3. Build token system
Once the previous step is complete, Claude Code should let you know to run the following command: /build-token-system.
This command will generate structured css and json files under the tokens/system directory and give you a summary, including the contrast audit. It will also generate a human-readable token-conventions.md that will list the decisions it made and the implied rules that it has detected.
4. Generate React components
After we have the token systems and descriptions in place, we can generate our web components, including a basic preview of the entire design system by running /generate-components. You can follow the command up with a list of components you'd like to be generated, otherwise it will generate a basic set that includes some elements it has detected when first looking at the colour tokens and semantics.
Once the command is done running, you should see a summary of what has been generated, including a web application for preview.
If we run cd preview && npm run dev it should run our preview application locally and we should get something like the following preview in the browser.
5. Generate all the tokens and components in Figma
Once you've confirmed everything is looking pretty good, it's time to run the final command /push-to-figma.

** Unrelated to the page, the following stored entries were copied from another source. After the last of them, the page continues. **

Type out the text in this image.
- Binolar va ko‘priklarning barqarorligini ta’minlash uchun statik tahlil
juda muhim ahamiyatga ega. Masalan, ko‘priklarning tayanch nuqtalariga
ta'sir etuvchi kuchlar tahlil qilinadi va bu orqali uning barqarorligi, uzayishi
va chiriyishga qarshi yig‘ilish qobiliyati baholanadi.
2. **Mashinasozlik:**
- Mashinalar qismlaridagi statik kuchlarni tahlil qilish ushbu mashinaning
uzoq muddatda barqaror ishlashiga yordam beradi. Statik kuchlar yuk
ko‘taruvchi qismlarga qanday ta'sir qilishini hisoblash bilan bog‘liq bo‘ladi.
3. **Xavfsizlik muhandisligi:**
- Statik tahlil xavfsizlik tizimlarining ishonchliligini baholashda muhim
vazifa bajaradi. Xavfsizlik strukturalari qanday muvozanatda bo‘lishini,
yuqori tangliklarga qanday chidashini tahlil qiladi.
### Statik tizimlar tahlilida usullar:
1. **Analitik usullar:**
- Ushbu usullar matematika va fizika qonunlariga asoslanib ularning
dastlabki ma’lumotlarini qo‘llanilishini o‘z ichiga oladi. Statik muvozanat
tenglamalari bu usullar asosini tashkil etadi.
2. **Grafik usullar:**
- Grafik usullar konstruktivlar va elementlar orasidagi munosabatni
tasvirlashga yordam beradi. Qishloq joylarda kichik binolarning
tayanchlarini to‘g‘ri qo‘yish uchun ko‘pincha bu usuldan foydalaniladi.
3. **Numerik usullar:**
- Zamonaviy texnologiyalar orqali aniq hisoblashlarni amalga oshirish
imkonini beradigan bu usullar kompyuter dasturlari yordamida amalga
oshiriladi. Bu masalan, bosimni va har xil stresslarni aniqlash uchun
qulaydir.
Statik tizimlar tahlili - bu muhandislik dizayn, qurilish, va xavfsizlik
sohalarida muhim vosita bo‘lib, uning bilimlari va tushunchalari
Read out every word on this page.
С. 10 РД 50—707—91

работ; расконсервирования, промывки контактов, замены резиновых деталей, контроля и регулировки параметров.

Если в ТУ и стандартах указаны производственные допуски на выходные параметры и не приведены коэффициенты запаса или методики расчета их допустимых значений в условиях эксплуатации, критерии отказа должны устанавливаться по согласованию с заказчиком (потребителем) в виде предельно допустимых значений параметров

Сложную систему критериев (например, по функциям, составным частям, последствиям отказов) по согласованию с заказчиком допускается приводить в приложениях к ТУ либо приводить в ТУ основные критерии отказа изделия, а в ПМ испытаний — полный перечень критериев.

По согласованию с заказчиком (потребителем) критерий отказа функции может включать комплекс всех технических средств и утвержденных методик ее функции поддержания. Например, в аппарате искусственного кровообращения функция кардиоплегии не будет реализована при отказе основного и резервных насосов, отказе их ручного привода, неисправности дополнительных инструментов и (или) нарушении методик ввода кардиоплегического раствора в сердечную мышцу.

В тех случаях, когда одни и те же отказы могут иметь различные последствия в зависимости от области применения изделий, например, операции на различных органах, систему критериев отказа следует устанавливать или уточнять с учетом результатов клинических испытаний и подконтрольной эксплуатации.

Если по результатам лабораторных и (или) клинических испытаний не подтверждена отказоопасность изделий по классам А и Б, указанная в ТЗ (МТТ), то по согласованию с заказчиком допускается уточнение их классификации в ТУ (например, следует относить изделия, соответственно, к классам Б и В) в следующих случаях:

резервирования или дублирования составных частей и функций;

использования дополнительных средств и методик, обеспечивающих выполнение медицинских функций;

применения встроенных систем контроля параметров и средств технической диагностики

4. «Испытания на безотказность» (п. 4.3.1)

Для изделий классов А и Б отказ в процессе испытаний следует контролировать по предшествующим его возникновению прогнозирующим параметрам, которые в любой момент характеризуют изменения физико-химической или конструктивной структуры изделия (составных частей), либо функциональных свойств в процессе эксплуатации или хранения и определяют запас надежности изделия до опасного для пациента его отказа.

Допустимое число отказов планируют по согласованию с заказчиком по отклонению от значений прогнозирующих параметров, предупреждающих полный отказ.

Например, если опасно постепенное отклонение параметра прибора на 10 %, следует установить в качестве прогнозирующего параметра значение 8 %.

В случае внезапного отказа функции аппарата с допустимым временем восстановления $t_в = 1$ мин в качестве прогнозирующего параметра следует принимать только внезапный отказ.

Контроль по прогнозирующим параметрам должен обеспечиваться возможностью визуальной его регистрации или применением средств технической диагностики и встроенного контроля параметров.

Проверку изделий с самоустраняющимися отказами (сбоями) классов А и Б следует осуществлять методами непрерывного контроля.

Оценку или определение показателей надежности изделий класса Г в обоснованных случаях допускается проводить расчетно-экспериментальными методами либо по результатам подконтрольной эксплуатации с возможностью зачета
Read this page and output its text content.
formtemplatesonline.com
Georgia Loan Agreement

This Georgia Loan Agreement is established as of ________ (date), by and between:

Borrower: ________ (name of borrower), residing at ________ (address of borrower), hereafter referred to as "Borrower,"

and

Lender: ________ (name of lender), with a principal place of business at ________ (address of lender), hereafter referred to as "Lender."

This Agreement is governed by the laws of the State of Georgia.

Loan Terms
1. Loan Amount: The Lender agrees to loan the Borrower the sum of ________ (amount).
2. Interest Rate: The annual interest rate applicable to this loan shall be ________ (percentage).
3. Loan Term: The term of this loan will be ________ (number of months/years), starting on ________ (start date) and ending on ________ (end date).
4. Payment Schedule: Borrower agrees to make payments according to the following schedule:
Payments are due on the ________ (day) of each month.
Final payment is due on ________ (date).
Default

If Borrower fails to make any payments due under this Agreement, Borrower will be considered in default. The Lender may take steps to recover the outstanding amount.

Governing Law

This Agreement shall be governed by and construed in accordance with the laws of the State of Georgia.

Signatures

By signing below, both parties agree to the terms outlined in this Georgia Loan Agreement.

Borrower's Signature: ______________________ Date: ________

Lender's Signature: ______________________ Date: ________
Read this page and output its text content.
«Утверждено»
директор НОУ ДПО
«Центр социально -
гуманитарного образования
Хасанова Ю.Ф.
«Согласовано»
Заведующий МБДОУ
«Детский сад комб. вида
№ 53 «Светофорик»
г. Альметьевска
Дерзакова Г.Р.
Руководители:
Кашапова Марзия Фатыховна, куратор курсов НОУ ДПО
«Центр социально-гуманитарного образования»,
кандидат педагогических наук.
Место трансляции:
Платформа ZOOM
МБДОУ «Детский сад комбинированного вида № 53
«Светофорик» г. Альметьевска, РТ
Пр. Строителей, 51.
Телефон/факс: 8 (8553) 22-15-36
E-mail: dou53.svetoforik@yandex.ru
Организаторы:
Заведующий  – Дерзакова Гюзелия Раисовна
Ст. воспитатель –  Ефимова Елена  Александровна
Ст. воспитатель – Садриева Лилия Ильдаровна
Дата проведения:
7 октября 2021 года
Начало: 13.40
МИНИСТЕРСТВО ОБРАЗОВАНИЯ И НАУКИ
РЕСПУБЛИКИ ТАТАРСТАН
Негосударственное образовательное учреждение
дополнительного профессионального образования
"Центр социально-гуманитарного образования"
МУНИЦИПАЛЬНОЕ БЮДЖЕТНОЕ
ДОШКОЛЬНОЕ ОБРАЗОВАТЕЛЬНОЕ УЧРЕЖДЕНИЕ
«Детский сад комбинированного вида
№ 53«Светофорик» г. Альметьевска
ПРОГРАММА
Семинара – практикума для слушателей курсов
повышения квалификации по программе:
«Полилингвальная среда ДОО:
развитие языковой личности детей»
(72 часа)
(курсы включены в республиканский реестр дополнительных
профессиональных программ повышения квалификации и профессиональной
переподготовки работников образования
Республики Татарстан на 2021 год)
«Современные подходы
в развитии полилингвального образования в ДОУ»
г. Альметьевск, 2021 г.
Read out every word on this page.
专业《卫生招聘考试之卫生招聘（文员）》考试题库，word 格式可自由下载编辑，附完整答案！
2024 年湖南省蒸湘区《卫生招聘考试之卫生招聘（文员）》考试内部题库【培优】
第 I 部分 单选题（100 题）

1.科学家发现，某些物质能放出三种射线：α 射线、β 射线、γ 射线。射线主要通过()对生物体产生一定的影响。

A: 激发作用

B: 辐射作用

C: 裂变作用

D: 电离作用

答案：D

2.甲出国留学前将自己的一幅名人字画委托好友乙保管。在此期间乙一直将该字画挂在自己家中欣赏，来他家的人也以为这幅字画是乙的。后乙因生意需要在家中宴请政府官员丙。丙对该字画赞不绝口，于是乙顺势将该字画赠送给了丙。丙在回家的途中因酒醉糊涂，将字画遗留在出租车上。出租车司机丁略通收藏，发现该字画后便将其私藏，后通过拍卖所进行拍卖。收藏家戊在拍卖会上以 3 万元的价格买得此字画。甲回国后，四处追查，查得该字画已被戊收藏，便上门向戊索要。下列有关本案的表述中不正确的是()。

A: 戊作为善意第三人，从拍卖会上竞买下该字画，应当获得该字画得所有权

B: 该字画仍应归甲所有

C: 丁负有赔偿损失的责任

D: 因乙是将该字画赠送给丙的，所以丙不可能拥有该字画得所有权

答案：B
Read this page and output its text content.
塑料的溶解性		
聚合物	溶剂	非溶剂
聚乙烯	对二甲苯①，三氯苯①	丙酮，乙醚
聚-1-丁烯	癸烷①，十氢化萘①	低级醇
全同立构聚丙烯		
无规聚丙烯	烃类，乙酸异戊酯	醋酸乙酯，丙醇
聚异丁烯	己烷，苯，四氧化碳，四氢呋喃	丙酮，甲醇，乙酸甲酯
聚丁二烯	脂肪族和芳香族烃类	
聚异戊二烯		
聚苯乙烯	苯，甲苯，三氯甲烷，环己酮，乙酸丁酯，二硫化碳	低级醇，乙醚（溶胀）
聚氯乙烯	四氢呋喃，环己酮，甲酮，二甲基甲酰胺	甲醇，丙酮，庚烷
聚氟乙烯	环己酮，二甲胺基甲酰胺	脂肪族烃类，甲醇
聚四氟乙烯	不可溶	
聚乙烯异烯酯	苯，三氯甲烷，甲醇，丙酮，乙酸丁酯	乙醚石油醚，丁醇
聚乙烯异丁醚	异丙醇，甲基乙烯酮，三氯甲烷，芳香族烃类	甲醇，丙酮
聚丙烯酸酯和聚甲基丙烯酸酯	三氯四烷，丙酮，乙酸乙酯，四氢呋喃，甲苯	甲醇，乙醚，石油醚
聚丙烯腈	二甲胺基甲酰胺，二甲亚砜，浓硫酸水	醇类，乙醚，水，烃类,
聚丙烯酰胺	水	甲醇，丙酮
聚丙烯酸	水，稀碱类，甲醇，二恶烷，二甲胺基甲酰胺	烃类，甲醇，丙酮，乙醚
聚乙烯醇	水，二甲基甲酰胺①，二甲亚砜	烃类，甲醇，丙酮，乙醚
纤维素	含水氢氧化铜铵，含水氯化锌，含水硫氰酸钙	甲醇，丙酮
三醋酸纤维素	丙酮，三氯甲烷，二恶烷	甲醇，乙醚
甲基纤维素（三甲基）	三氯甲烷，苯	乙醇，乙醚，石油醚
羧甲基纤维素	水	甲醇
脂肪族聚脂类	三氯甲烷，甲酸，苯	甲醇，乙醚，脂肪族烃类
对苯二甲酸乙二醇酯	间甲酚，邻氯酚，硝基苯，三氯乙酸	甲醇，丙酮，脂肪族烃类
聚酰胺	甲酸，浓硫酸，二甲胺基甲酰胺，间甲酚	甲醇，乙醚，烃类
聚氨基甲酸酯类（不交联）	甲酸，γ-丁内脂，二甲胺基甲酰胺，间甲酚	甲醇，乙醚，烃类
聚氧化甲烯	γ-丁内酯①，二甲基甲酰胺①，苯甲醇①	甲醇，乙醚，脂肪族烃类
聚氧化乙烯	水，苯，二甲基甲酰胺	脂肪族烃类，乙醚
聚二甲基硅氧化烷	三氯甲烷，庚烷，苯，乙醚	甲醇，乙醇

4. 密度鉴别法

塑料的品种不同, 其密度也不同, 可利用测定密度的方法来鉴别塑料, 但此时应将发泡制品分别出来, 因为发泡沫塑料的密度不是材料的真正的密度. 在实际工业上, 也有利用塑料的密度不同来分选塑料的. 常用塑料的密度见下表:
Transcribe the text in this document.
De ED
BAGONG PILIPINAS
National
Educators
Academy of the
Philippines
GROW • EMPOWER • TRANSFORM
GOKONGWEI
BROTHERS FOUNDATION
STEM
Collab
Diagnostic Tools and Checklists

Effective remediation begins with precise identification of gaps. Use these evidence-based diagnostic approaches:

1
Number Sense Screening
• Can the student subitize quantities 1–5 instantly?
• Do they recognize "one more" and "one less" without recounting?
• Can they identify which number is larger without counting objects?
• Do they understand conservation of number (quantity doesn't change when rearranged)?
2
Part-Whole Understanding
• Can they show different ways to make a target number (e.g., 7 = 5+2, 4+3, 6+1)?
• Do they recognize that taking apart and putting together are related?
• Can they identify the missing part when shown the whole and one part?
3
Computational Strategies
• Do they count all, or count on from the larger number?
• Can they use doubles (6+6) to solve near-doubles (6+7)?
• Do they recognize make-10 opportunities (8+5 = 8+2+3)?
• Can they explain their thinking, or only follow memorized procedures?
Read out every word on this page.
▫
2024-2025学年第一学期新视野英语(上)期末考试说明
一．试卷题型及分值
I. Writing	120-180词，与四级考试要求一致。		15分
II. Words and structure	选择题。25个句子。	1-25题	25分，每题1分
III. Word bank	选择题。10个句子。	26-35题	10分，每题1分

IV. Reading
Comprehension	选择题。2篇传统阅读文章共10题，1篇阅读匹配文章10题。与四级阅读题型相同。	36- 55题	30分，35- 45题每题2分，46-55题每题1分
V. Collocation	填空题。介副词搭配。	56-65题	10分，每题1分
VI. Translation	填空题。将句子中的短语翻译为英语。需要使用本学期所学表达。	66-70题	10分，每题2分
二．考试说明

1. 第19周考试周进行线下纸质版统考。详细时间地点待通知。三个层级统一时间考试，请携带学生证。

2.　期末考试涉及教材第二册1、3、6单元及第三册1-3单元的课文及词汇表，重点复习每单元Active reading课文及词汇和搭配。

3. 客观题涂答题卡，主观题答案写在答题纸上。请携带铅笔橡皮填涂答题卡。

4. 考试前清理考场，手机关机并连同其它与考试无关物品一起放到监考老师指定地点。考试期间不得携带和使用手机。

Follow it up with a link to the file where you'd like the variable sets and components to be generated.
For this step, make sure you install figma plugin from claude code plugins directory (https://claude.com/plugins/figma). And that you authenticate in order to use Figma's MCP.
Once you get the success message from Claude Code, you can go and check your referred Figma design file; it should have new tabs for tokens and components and be filled with the correct properties and light/dark modes.
All done!
Summary and good follow-up steps
In summary, as the AI tools keep evolving, it's important to keep trying different workflows and pay more attention to context engineering when it comes to reusable steps. Something like the example above could previously take several days to set up and make sure it's decently synced between the code tokens, components, and Figma; now, with Claude Code the same thing is achievable within about 30 minutes (given the correct context engineering).
Some of the follow-up steps I'd recommend now would be to add Figma's Code Connect to your web components and publish the Design System to be accessible outside of your local environment for developer reusability.
You can also rewrite the /generate-components command to set up a Storybook system instead of a simple web preview, and to also generate documents on how to use and assemble components into full-fledged UI for further reuse.